Inverted Hammer pattern formation in HDFC Bank (Timeframe 3 min)

Inverted Hammer Pattern Strategy

As mentioned earlier, one should only trade using an inverted hammer pattern if the prior trend before the pattern formation is a downtrend. Once this basic criterion is met, one can look to enter a long position in the stocks which is explained using a live example below

Inverted Hammer Pattern Example

Inverted Hammer pattern formation in HDFC Bank (Timeframe 3 min)

  • Entry: There are two ways to trade using this pattern. The first approach is you wait for the next candle after the inverted hammer candlestick to close above it. Following this, one can enter a long position in security.

    The second approach is an aggressive approach where you enter a long position as soon as the next candle starts trading above the inverted.

  • Stop Loss:  If the security starts moving above the low of the inverted hammer, one can consider closing the long position in the trade.

    But, if the size of the body of the inverted hammer is very short, one can set a stop-loss using the risk-to-reward ratio or the prior support level (whichever comes first).

  • Profit Target: Because the inverted hammer is a single candlestick pattern, there is no standard way to calculate the profit target.

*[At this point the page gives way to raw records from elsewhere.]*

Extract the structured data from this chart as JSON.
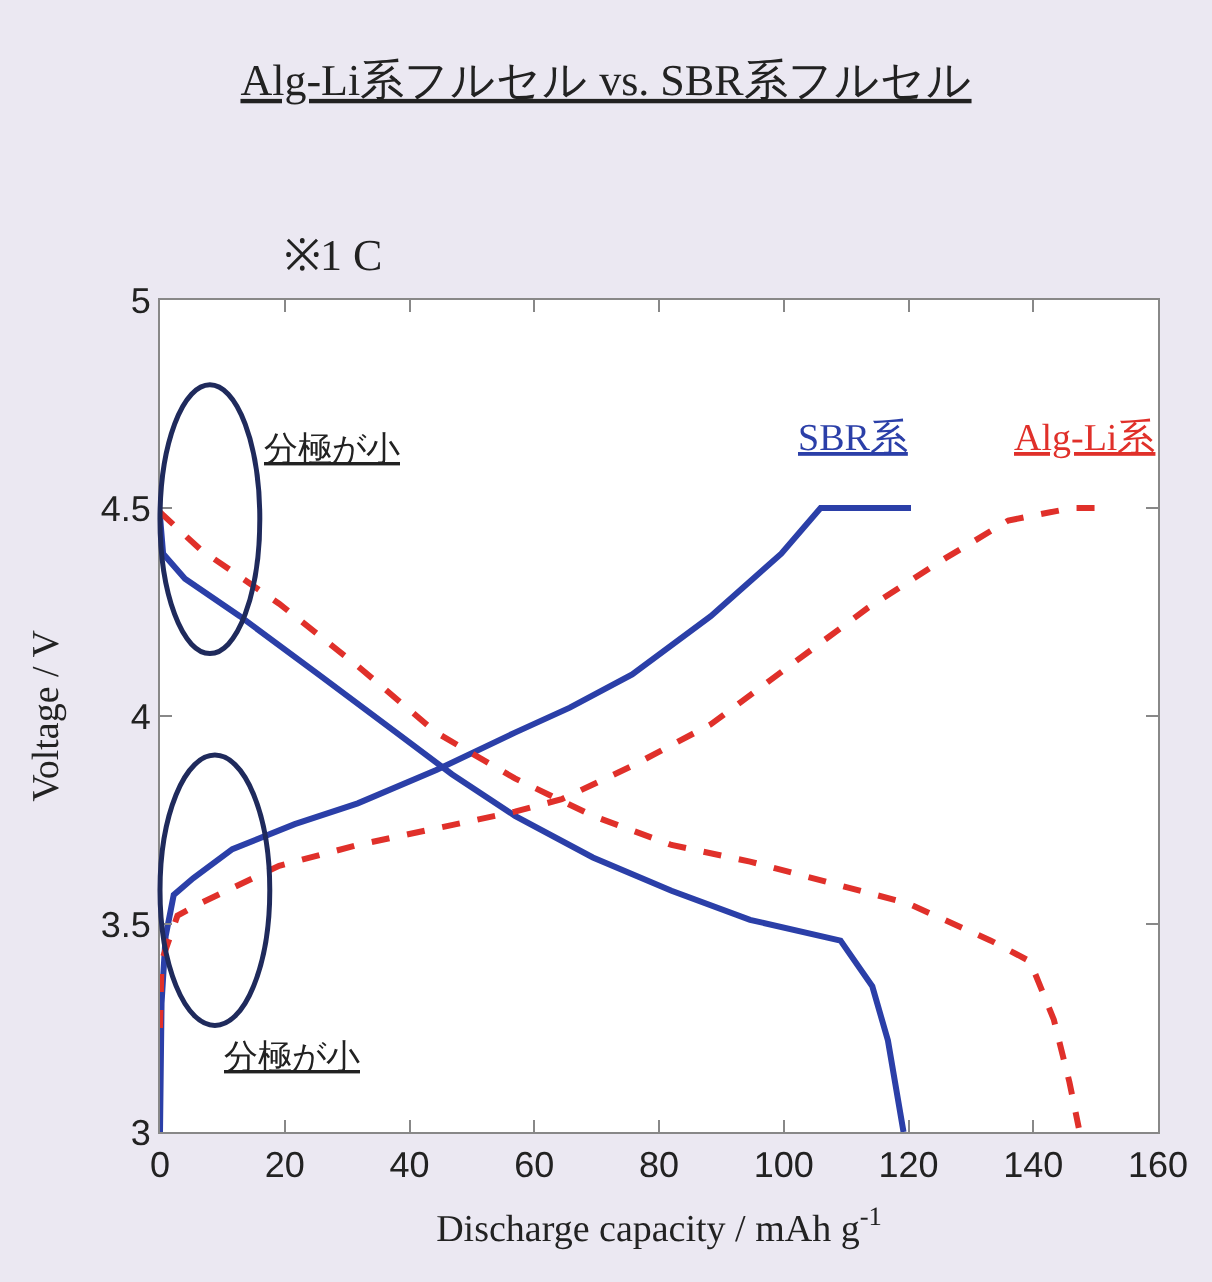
{
  "chart_data": {
    "type": "line",
    "title": "Alg-Li系フルセル vs. SBR系フルセル",
    "xlabel": "Discharge capacity / mAh g$^{-1}$",
    "ylabel": "Voltage / V",
    "xlim": [
      0,
      160
    ],
    "xticks": [
      0,
      20,
      40,
      60,
      80,
      100,
      120,
      140,
      160
    ],
    "ylim": [
      3,
      5
    ],
    "yticks": [
      3,
      3.5,
      4,
      4.5,
      5
    ],
    "legend": false,
    "marker": "none",
    "annotations": [
      "※1 C",
      "分極が小",
      "分極が小"
    ],
    "series": [
      {
        "name": "SBR系",
        "color": "#2b3fa8",
        "line_style": "solid",
        "x": [
          0,
          0.25,
          0.9,
          2.2,
          5.3,
          11.6,
          21.6,
          31.7,
          44.3,
          56.9,
          65.7,
          75.7,
          88.3,
          99.6,
          105.9,
          120.4
        ],
        "values": [
          3.0,
          3.31,
          3.47,
          3.57,
          3.61,
          3.68,
          3.74,
          3.79,
          3.87,
          3.96,
          4.02,
          4.1,
          4.24,
          4.39,
          4.5,
          4.5
        ]
      },
      {
        "color": "#2b3fa8",
        "line_style": "solid",
        "x": [
          0,
          0.5,
          4,
          12.8,
          25.4,
          37.9,
          46.8,
          56.9,
          69.4,
          82,
          94.6,
          109.1,
          114.2,
          116.7,
          119.2
        ],
        "values": [
          4.48,
          4.39,
          4.33,
          4.24,
          4.1,
          3.96,
          3.86,
          3.76,
          3.66,
          3.58,
          3.51,
          3.46,
          3.35,
          3.22,
          3.0
        ]
      },
      {
        "name": "Alg-Li系",
        "color": "#e0302a",
        "line_style": "dashed",
        "x": [
          0,
          0.25,
          2.8,
          6.5,
          19.1,
          31.7,
          44.3,
          56.9,
          64.4,
          75.7,
          88.3,
          100.9,
          113.5,
          126,
          136,
          146.2,
          150.6
        ],
        "values": [
          3.25,
          3.41,
          3.52,
          3.55,
          3.64,
          3.69,
          3.73,
          3.77,
          3.8,
          3.88,
          3.98,
          4.12,
          4.26,
          4.38,
          4.47,
          4.5,
          4.5
        ]
      },
      {
        "color": "#e0302a",
        "line_style": "dashed",
        "x": [
          0,
          6.5,
          19.1,
          31.7,
          44.3,
          56.9,
          69.4,
          82,
          94.6,
          107.2,
          119.8,
          133.2,
          139.5,
          143.3,
          145.8,
          147.3
        ],
        "values": [
          4.49,
          4.4,
          4.27,
          4.12,
          3.96,
          3.85,
          3.76,
          3.69,
          3.65,
          3.6,
          3.55,
          3.46,
          3.41,
          3.27,
          3.12,
          3.01
        ]
      }
    ]
  }
}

Here, one can book profits using the risk-reward ratio, the immediate level, or even the trailing stop-loss strategy.

The best scenario for an Inverted Hammer Pattern

As the inverted hammer pattern indicates a bullish reversal, its probability of success is likely to increase as it appears near a well-established level of support. 

Support zones are levels where significant price action has occurred in the past, making them strong demand zones where the security may reverse in an upward direction.

Thus, the formation of the inverted hammer pattern near a well-established support level creates confidence among the traders that the sellers are losing momentum and the price will likely reverse upwards.

Limitations of Inverted Hammer Patterns

While the Inverted hammer candlestick pattern is a well-recognized candlestick used by traders, it does come with the following limitations:

  • Requires additional confirmation: As the Inverted Hammer pattern is a single candlestick pattern, validation from the next candle is required for any trading potential signals.

  • No Profit Targets: As the Inverted Hammer Candlestick is a single candlestick pattern, it does not provide levels where traders would need to book profits in a trade. 

  • Strength of the candle: The strength of the inverted hammer pattern is relatively lesser when compared to the hammer pattern.

Inverted Hammer and Shooting Star Pattern - Key Differences

Both the Inverted Hammer and Shooting Star Pattern have a similar appearance. However, they have the following distinguishing features:

Features

Inverted Hammer

Shooting Star Pattern

Prior Trend

Appears in downtrend

Appears in uptrend

Indication

Indication of a bullish reversal

Indication of a bearish reversal

Best Scenario

Preferable to appear near a support level

Preferable to appear near a resistance level

Conclusion

We have reached the end of the article on Inverted Hammer Pattern. Before we wind up, it is important to note that the Inverted Hammer is comparatively weak compared to the hammer pattern. It is important to use this pattern and other technical tools and indicators and place proper risk management strategies to mitigate huge losses.